Cl− modulation of ciliary beating in cHNECs. Ciliary membrane express CFTR [20]. Inner dynein arms (IDAs) control waveform including CBD and outer dynein arms (ODAs) control CBF. Axonemal structures controlling IDAs and ODAs appear to have Cl− sensors. The sensors binding Cl− may inhibit the axonemal structures controlling IDAs or ODAs leading to CBD decrease and CBF decrease. [Cl−]i inhibiting IDA-controlling structures may be lower than that inhibiting ODA-controlling structures. Under the resting condition, ODAs are activated and IDAs are partly inactivated. At a lower [Cl−]i, ODAs continue to be active and IDAs are activated. At a higher [Cl−]i, both ODAs and IDAs are inactivated.

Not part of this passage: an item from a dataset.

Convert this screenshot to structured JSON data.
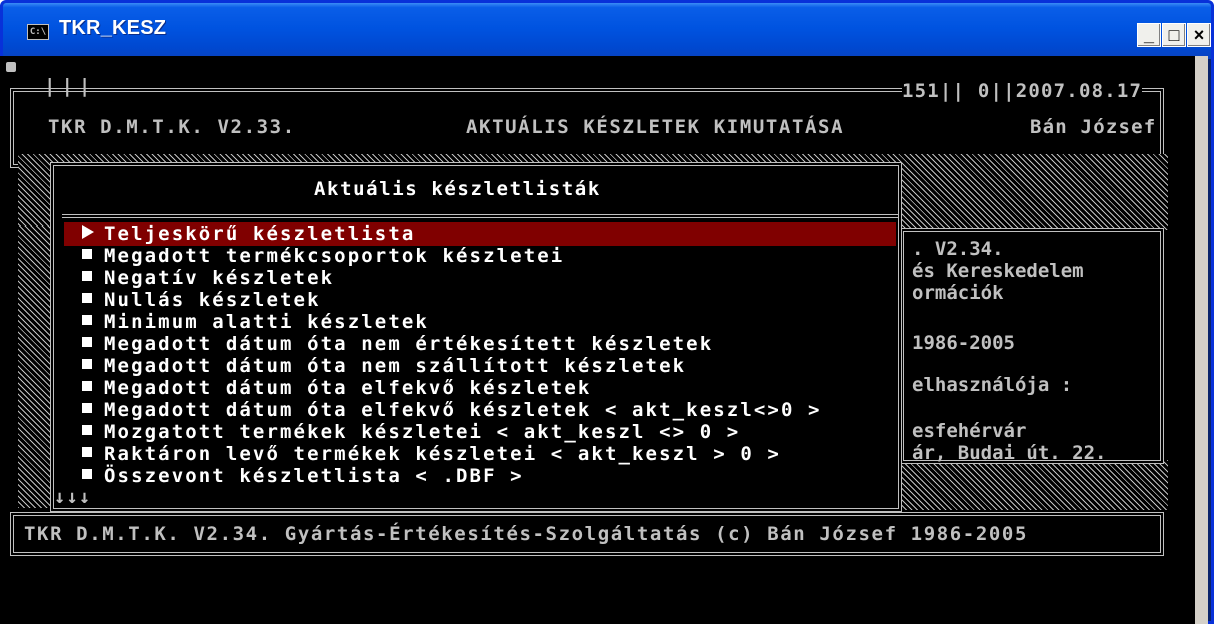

The drugs stimulating Cl− secretion, such as CCis, improve the symptoms of nasal and sinonasal diseases by increasing CBD. Moreover, a decrease in [Cl−]i may be a new therapeutic tool for improving nasal and sinonasal problems. However, the [Cl−]i sensor of cHNECs remains unknown. We speculate WNK1 and WNK4 as candidates of the [Cl−]i sensor controlling CBF and CBD. Nevertheless, the response of other kinases to an [Cl−]i decrease must not be neglected. Further studies should provide elucidation.